No Macs for Me
Knox County — It’s almost time for apple picking and homemade cider up north. I always visited my favorite cider stand up in Connecticut during this time of year. Some grove owners will let you go in and pick your own apples.
I have a problem however. I cannot find a good eating Mcintosh apple here in Georgia. I prefer Macs for eating as I find all other types of apples to be too bland or too mushy or just too hard to chew.
I used to be able to find them once in a while in my grocery store, but not in the last year or so. I don’t know why that is. Maybe I should ask them. I suppose if I went up to Whole Foods or Whole Paycheck as we call it, I might find one decent enough to eat, but I’d leave all my money there at the same time by picking up other stuff I don’t think I can live without.

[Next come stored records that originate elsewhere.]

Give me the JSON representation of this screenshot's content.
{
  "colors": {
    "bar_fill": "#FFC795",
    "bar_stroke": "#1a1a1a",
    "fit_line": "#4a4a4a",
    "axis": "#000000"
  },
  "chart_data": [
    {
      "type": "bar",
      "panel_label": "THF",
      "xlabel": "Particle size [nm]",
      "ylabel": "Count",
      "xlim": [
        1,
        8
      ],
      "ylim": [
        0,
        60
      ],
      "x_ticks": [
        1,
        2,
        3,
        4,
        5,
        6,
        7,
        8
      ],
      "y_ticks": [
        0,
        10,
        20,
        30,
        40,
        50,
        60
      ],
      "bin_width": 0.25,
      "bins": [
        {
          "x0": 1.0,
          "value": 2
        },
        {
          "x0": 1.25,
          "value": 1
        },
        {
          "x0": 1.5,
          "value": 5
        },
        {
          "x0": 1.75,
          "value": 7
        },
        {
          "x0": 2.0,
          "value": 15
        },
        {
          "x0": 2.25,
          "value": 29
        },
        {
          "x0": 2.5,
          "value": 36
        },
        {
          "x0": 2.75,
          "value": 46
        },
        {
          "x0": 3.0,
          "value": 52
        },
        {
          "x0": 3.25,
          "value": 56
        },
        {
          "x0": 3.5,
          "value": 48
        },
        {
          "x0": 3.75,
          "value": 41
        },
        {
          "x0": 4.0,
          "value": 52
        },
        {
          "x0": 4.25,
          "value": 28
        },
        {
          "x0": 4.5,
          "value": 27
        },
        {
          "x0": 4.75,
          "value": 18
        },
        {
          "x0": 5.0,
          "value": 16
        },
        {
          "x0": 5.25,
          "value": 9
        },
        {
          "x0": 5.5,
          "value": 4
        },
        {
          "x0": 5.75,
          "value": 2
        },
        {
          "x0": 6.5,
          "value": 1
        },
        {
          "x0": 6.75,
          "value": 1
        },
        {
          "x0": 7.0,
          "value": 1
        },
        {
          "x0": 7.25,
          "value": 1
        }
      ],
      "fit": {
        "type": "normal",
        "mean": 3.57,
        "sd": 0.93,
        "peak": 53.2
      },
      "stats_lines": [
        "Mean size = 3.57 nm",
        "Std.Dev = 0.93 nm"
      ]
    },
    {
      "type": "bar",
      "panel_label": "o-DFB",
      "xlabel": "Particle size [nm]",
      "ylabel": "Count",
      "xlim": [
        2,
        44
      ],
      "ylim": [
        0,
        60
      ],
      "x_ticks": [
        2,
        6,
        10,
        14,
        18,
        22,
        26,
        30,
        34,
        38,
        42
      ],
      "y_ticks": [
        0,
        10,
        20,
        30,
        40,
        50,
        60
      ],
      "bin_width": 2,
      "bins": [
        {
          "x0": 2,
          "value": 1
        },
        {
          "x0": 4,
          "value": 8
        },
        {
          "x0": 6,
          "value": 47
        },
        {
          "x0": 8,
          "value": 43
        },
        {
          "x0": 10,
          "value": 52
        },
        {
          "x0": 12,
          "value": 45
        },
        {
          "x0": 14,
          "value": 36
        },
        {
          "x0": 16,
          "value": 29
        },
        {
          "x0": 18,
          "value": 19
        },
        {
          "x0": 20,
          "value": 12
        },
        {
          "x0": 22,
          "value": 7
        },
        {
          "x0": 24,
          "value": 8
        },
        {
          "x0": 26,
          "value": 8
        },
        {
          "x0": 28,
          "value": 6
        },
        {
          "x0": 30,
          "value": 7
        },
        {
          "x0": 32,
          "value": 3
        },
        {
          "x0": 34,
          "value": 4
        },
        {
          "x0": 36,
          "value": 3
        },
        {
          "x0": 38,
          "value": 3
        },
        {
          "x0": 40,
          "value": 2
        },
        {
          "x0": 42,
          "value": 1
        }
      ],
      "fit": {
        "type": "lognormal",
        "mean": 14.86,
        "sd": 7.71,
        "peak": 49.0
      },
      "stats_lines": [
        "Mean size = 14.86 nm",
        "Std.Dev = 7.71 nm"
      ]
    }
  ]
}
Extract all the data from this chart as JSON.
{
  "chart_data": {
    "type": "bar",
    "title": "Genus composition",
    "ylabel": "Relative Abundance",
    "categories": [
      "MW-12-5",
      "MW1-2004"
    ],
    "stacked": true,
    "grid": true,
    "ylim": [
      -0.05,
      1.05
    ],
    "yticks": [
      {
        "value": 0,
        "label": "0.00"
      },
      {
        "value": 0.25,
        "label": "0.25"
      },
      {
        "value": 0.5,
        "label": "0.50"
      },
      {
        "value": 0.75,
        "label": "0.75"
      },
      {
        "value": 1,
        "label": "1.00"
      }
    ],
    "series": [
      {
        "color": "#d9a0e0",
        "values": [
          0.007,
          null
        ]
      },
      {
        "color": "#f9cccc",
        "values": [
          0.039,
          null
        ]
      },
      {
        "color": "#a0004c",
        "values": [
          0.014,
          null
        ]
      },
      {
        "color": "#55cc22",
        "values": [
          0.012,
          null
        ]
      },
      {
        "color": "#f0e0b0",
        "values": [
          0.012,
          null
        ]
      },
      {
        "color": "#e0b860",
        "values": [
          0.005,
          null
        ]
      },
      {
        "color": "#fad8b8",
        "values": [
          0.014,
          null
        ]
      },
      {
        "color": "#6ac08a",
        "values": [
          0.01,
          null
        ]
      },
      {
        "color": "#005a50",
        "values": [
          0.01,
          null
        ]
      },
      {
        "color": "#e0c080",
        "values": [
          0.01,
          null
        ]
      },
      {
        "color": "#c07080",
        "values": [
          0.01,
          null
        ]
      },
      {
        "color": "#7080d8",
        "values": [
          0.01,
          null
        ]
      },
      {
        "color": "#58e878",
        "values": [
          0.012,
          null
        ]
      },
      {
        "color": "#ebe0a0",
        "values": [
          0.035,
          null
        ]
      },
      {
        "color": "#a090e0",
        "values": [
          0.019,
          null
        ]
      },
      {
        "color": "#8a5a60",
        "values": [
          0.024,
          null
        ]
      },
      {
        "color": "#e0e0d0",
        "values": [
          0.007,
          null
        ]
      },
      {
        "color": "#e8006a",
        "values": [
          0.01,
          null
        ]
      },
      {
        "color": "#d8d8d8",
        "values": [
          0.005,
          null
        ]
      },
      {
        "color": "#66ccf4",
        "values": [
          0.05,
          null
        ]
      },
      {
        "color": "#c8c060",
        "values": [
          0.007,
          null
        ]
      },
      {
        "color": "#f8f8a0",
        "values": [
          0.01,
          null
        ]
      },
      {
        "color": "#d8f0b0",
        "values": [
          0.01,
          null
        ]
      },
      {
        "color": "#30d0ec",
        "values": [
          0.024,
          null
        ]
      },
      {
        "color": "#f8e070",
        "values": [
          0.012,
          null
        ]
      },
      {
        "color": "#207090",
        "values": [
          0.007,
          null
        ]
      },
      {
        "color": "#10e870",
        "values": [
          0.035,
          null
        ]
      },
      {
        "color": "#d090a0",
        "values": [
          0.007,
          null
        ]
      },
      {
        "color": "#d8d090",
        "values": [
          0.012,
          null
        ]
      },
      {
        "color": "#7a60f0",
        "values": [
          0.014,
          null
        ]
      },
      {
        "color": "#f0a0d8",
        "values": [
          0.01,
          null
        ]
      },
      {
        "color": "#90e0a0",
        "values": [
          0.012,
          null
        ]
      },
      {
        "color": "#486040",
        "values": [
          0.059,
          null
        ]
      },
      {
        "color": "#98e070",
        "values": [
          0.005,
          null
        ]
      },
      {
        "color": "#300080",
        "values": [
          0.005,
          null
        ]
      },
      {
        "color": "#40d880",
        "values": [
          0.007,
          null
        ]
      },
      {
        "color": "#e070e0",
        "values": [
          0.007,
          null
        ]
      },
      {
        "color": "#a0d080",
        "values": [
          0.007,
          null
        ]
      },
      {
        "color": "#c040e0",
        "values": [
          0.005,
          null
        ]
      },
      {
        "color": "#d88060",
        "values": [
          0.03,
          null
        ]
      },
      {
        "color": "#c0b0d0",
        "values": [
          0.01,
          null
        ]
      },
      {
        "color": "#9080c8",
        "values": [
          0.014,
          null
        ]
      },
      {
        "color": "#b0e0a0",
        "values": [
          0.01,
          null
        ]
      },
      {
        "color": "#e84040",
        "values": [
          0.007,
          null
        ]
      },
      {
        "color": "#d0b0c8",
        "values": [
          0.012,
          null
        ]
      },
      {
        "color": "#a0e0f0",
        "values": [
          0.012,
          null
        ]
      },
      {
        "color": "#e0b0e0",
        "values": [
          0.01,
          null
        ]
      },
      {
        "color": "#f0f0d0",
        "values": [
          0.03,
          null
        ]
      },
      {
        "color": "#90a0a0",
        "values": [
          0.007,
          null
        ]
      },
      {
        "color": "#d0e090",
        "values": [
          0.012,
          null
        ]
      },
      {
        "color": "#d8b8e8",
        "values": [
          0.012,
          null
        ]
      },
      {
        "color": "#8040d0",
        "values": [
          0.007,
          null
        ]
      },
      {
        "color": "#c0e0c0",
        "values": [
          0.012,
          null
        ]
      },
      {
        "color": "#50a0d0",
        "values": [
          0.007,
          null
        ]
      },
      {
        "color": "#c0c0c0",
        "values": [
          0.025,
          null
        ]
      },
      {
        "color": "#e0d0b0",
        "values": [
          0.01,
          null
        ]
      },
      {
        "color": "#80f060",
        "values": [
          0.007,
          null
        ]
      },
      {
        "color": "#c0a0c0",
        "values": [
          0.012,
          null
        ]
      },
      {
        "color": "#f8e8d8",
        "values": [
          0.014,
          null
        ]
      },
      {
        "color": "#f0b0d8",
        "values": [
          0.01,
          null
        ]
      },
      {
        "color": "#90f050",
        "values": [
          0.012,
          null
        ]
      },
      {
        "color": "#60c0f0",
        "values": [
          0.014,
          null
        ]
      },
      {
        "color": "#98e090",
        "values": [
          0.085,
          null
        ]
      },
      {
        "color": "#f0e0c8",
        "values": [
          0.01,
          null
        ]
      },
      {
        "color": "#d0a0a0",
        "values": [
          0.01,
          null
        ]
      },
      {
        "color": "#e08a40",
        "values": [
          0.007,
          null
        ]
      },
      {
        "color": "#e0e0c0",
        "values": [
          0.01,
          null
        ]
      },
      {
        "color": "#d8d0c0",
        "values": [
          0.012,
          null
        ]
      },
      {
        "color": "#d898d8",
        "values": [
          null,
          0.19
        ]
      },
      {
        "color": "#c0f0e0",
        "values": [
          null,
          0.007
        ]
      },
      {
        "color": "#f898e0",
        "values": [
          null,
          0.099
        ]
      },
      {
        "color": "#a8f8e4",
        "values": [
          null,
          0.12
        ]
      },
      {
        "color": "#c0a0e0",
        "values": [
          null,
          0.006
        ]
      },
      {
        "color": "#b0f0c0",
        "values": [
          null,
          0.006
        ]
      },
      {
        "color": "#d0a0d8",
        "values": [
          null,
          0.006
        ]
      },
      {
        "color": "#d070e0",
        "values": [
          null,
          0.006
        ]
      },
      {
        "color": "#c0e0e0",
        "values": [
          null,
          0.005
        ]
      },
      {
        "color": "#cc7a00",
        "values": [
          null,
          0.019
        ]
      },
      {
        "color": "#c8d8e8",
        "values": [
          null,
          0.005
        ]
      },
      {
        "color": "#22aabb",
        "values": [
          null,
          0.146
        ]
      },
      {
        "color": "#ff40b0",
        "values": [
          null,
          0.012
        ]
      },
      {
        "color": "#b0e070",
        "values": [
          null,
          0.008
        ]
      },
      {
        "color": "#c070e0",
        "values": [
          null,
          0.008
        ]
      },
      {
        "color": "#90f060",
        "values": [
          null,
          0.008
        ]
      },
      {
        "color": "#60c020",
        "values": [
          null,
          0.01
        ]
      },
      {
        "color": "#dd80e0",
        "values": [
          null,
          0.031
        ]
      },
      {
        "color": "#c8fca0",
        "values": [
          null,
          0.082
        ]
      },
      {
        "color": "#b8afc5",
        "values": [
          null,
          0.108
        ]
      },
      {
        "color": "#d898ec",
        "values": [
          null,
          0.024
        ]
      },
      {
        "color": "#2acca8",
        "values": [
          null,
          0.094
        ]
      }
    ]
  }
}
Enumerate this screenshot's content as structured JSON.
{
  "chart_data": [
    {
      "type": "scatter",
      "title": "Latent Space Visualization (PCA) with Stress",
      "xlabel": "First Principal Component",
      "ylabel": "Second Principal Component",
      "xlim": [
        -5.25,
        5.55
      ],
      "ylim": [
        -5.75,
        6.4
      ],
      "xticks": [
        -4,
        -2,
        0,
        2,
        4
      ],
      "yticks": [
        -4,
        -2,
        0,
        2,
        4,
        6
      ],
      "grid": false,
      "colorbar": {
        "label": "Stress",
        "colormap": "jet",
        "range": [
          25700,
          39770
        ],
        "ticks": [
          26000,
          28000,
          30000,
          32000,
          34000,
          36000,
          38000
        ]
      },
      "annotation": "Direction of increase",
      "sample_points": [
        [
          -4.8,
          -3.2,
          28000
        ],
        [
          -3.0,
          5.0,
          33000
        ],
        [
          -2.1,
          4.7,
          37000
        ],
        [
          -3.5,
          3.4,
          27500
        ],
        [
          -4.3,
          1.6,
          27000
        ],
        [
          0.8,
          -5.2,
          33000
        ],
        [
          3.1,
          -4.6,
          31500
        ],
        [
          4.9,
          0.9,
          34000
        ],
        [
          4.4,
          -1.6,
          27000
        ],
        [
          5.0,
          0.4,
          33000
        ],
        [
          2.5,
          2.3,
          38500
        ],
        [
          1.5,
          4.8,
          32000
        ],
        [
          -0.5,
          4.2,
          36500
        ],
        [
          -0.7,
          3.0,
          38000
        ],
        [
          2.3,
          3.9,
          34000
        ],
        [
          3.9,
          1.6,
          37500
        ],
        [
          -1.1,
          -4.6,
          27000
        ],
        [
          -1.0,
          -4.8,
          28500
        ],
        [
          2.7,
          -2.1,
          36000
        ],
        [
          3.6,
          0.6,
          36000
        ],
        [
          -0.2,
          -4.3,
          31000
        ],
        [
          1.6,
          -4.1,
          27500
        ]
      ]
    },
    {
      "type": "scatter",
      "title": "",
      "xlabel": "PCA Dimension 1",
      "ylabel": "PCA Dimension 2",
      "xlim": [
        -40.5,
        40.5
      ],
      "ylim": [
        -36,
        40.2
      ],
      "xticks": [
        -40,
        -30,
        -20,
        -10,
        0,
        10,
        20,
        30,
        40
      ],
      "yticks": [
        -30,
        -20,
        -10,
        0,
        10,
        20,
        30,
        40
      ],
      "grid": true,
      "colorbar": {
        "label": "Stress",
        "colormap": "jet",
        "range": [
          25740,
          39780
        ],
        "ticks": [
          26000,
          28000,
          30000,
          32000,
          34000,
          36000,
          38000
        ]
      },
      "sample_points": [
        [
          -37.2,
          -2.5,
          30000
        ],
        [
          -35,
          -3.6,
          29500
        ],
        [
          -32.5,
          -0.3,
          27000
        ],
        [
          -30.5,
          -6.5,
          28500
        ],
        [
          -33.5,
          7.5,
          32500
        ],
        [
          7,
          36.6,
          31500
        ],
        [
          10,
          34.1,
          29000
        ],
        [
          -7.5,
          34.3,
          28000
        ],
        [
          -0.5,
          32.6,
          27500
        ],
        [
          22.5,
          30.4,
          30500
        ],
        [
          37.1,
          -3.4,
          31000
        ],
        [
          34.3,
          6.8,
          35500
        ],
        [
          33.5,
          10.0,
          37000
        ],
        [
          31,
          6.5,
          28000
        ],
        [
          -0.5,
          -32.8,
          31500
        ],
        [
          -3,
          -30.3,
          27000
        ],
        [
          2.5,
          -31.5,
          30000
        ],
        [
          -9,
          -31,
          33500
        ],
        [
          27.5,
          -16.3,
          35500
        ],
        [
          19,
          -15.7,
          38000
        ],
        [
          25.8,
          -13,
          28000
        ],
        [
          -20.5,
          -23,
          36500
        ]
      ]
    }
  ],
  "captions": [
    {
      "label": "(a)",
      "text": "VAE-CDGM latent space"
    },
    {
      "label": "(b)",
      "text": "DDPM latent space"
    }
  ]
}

Anyway, I still have good memories of some good eating Macs and can’t wait till I can renew that memory for real. Funny thing, though. My Dad couldn’t stand the smell of an apple once you bit into it. I think it was because there was an apple orchard on the farm where he lived as a youth and he remembers the smell of rotting apples on the ground. I suspect that he probably was made into an apple picker during the season also. So if we bit into a good Mac inside the house and he was home, we had to take the core and put it into the outside garbage barrel when we were done.
What did your mother tell you would happen to you if you continued to eat green apples? Worms, right? Did any of you ever get worms from eating them? I bet not. Besides Mcintosh apples, we kids used to like to raid the nearest tree that still had green apples on them. They were usually small and easy for us to put into a pocket to eat later on. It was an easy snack and one we didn’t have to beg our mother to buy for us. Later on, as teenagers, we used to load up the old DeSoto with them on a Friday night; then head for the rotary and throw them at the cars of any boys we came across. It was a great game. That was the closest we ever came to being the dreaded Juvenile Delinquents everyone was warned about.
The Fulton Street House Tree
We had an apple tree at the Fulton Street house. They were small apples of an unknown variety and they were often wormy. However, if you peeled enough of them and made sure there were no worms left, they made one terrific pie. Once anyone ate a slice of one of my mother’s apple pies (with home-made crust by the way), everyone wanted to know what kind of apples she’d used. She then invited them to go out and gather up a bag of them for themselves, which they often did. In fact, they would sometimes make a special trip to come visit just so they could replenish their supply.
I don’t think that tree is there anymore. Evidently, the legend of the magic apple tree didn’t get passed down to all the successive owners of the house. We sure missed those apples when we left.
Another strange thing about my Dad’s dislike of apples. He sure would eat any apple pie my mother made. I guess the smell of cinnamon and sugar on the slices cancelled out the bad smell he remembered. Sometimes he’d put a chunk of cheddar cheese on top.
The Other Mcintosh
In case the computer fairy is listening and wants to grant me a wish, I could use one of the Mcintosh variety. I’d have to retrain myself in order to get good use out of it, but it sure would make it easier to put this blog together. Glenda, are you listening?
Thanks to all of you for listening to my apple story today.